Subject: Re: [OMPI users] Problem getting OpenMPI to run
From: Prentice Bisbal (prentice_at_[hidden])
Date: 2009-06-26 13:54:47


Jeff Layton wrote:
> Jeff Squyres wrote:
>> On Jun 1, 2009, at 2:04 PM, Jeff Layton wrote:
>>
>>> error: executing task of job 3084 failed: execution daemon on host
>>> "compute-2-2.local" didn't accept task
>>>
>>
>> This looks like an error message from the resource manager/scheduler
>> -- not from OMPI (i.e., OMPI tried to launch a process on a node and
>> the launch failed because something rejected it).
>>
>> Which one are you using?
>
> SGE

Jeff,

This sounds like an SGE problem to me, too.

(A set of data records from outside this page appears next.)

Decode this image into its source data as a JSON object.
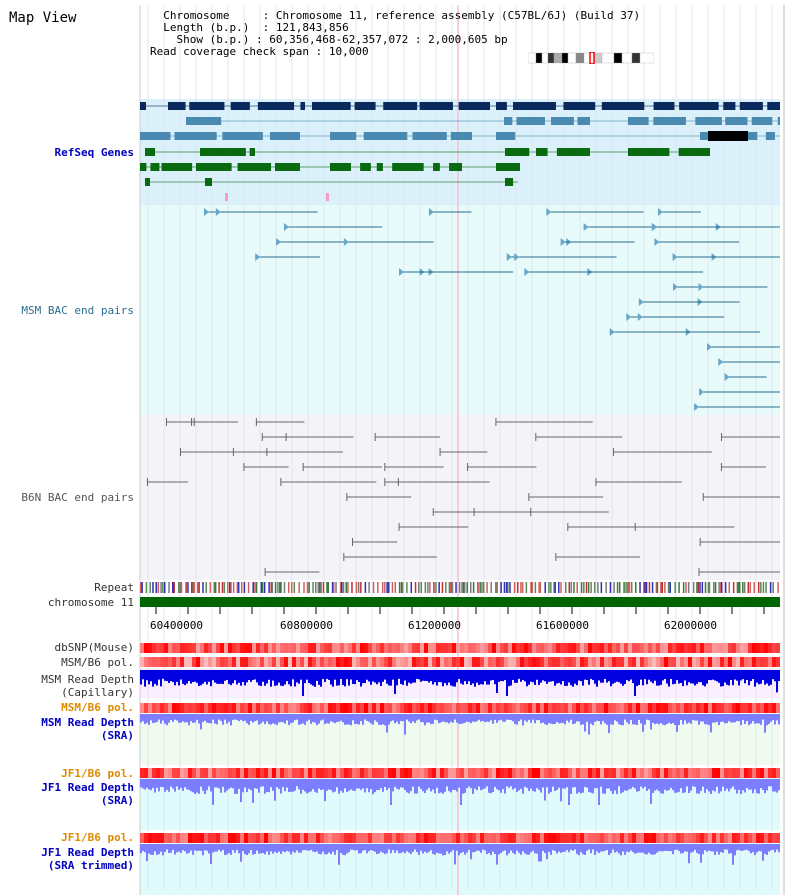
{
  "header": {
    "title": "Map View",
    "chromosome_key": "Chromosome",
    "chromosome_value": "Chromosome 11, reference assembly (C57BL/6J) (Build 37)",
    "length_key": "Length (b.p.)",
    "length_value": "121,843,856",
    "show_key": "Show (b.p.)",
    "show_value": "60,356,468-62,357,072 : 2,000,605 bp",
    "coverage_key": "Read coverage check span",
    "coverage_value": "10,000"
  },
  "tracks": {
    "refseq": "RefSeq Genes",
    "msm_bac": "MSM BAC end pairs",
    "b6n_bac": "B6N BAC end pairs",
    "repeat": "Repeat",
    "chromosome": "chromosome 11",
    "dbsnp": "dbSNP(Mouse)",
    "msm_b6_pol": "MSM/B6 pol.",
    "msm_depth_cap_1": "MSM Read Depth",
    "msm_depth_cap_2": "(Capillary)",
    "msm_b6_pol_2": "MSM/B6 pol.",
    "msm_depth_sra_1": "MSM Read Depth",
    "msm_depth_sra_2": "(SRA)",
    "jf1_b6_pol": "JF1/B6 pol.",
    "jf1_depth_sra_1": "JF1 Read Depth",
    "jf1_depth_sra_2": "(SRA)",
    "jf1_b6_pol_2": "JF1/B6 pol.",
    "jf1_depth_trim_1": "JF1 Read Depth",
    "jf1_depth_trim_2": "(SRA trimmed)"
  },
  "axis": {
    "ticks": [
      "60400000",
      "60800000",
      "61200000",
      "61600000",
      "62000000"
    ]
  },
  "colors": {
    "refseq_bg": "#daf0fb",
    "msm_bg": "#e8fbfb",
    "b6n_bg": "#f4f4f8",
    "chrom_bar": "#006400",
    "refseq_navy": "#0a2a5e",
    "refseq_steel": "#4a8ab0",
    "refseq_green": "#0a6a10",
    "msm_line": "#2a6e8f",
    "b6n_line": "#666666",
    "depth_dark": "#0000e0",
    "depth_light": "#7d7dff",
    "pol_red": "#ff3a3a"
  }
}
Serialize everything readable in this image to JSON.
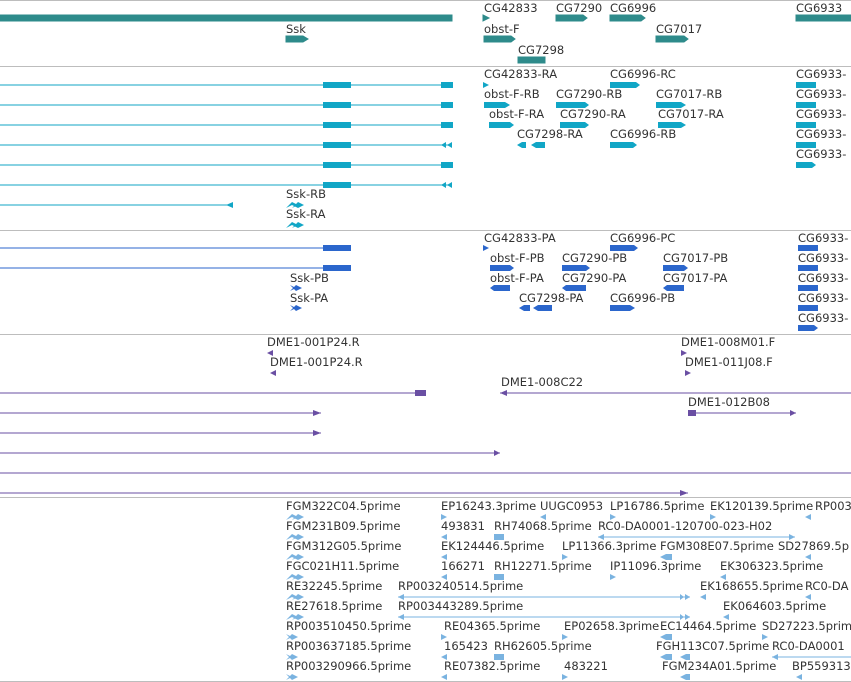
{
  "colors": {
    "background": "#ffffff",
    "divider": "#bdbdbd",
    "gene": "#2e8b8b",
    "transcript": "#11a6c6",
    "protein": "#2b66cc",
    "clone": "#6a4fa3",
    "est": "#7ab3e0",
    "label": "#333333"
  },
  "tracks": [
    {
      "name": "genes",
      "color_key": "gene",
      "labels": [
        "CG42833",
        "CG7290",
        "CG6996",
        "CG6933",
        "Ssk",
        "obst-F",
        "CG7017",
        "CG7298"
      ]
    },
    {
      "name": "transcripts",
      "color_key": "transcript",
      "labels": [
        "CG42833-RA",
        "CG6996-RC",
        "CG6933-",
        "obst-F-RB",
        "CG7290-RB",
        "CG7017-RB",
        "CG6933-",
        "obst-F-RA",
        "CG7290-RA",
        "CG7017-RA",
        "CG6933-",
        "CG7298-RA",
        "CG6996-RB",
        "CG6933-",
        "CG6933-",
        "Ssk-RB",
        "Ssk-RA"
      ]
    },
    {
      "name": "proteins",
      "color_key": "protein",
      "labels": [
        "CG42833-PA",
        "CG6996-PC",
        "CG6933-",
        "obst-F-PB",
        "CG7290-PB",
        "CG7017-PB",
        "CG6933-",
        "obst-F-PA",
        "CG7290-PA",
        "CG7017-PA",
        "CG6933-",
        "Ssk-PB",
        "Ssk-PA",
        "CG7298-PA",
        "CG6996-PB",
        "CG6933-",
        "CG6933-"
      ]
    },
    {
      "name": "clones",
      "color_key": "clone",
      "labels": [
        "DME1-001P24.R",
        "DME1-008M01.F",
        "DME1-001P24.R",
        "DME1-011J08.F",
        "DME1-008C22",
        "DME1-012B08"
      ]
    },
    {
      "name": "ests",
      "color_key": "est",
      "labels": [
        "FGM322C04.5prime",
        "EP16243.3prime",
        "UUGC0953",
        "LP16786.5prime",
        "EK120139.5prime",
        "RP003",
        "FGM231B09.5prime",
        "493831",
        "RH74068.5prime",
        "RC0-DA0001-120700-023-H02",
        "FGM312G05.5prime",
        "EK124446.5prime",
        "LP11366.3prime",
        "FGM308E07.5prime",
        "SD27869.5p",
        "FGC021H11.5prime",
        "166271",
        "RH12271.5prime",
        "IP11096.3prime",
        "EK306323.5prime",
        "RE32245.5prime",
        "RP003240514.5prime",
        "EK168655.5prime",
        "RC0-DA",
        "RE27618.5prime",
        "RP003443289.5prime",
        "EK064603.5prime",
        "RP003510450.5prime",
        "RE04365.5prime",
        "EP02658.3prime",
        "EC14464.5prime",
        "SD27223.5prime",
        "RP003637185.5prime",
        "165423",
        "RH62605.5prime",
        "FGH113C07.5prime",
        "RC0-DA0001",
        "RP003290966.5prime",
        "RE07382.5prime",
        "483221",
        "FGM234A01.5prime",
        "BP559313"
      ]
    }
  ]
}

You might have better luck
on the SGE mailing list with this one. Does SGE show any of the queue
instances in an error state? Have you tried restarting sge_execd on
compute-2-2.local?

I would try sending a non-MPI program to compute-2-2.local, and see if
that gets rejected to. A simple "Hello, world" shell script should work.
That will help you determine whether it's a problem with SGE in general,
or with the configuration of your parallel environment (PE).

You should be able to specify the host to run on with

qsub -l hostname=compute-2-2.local submit.sh

--
Prentice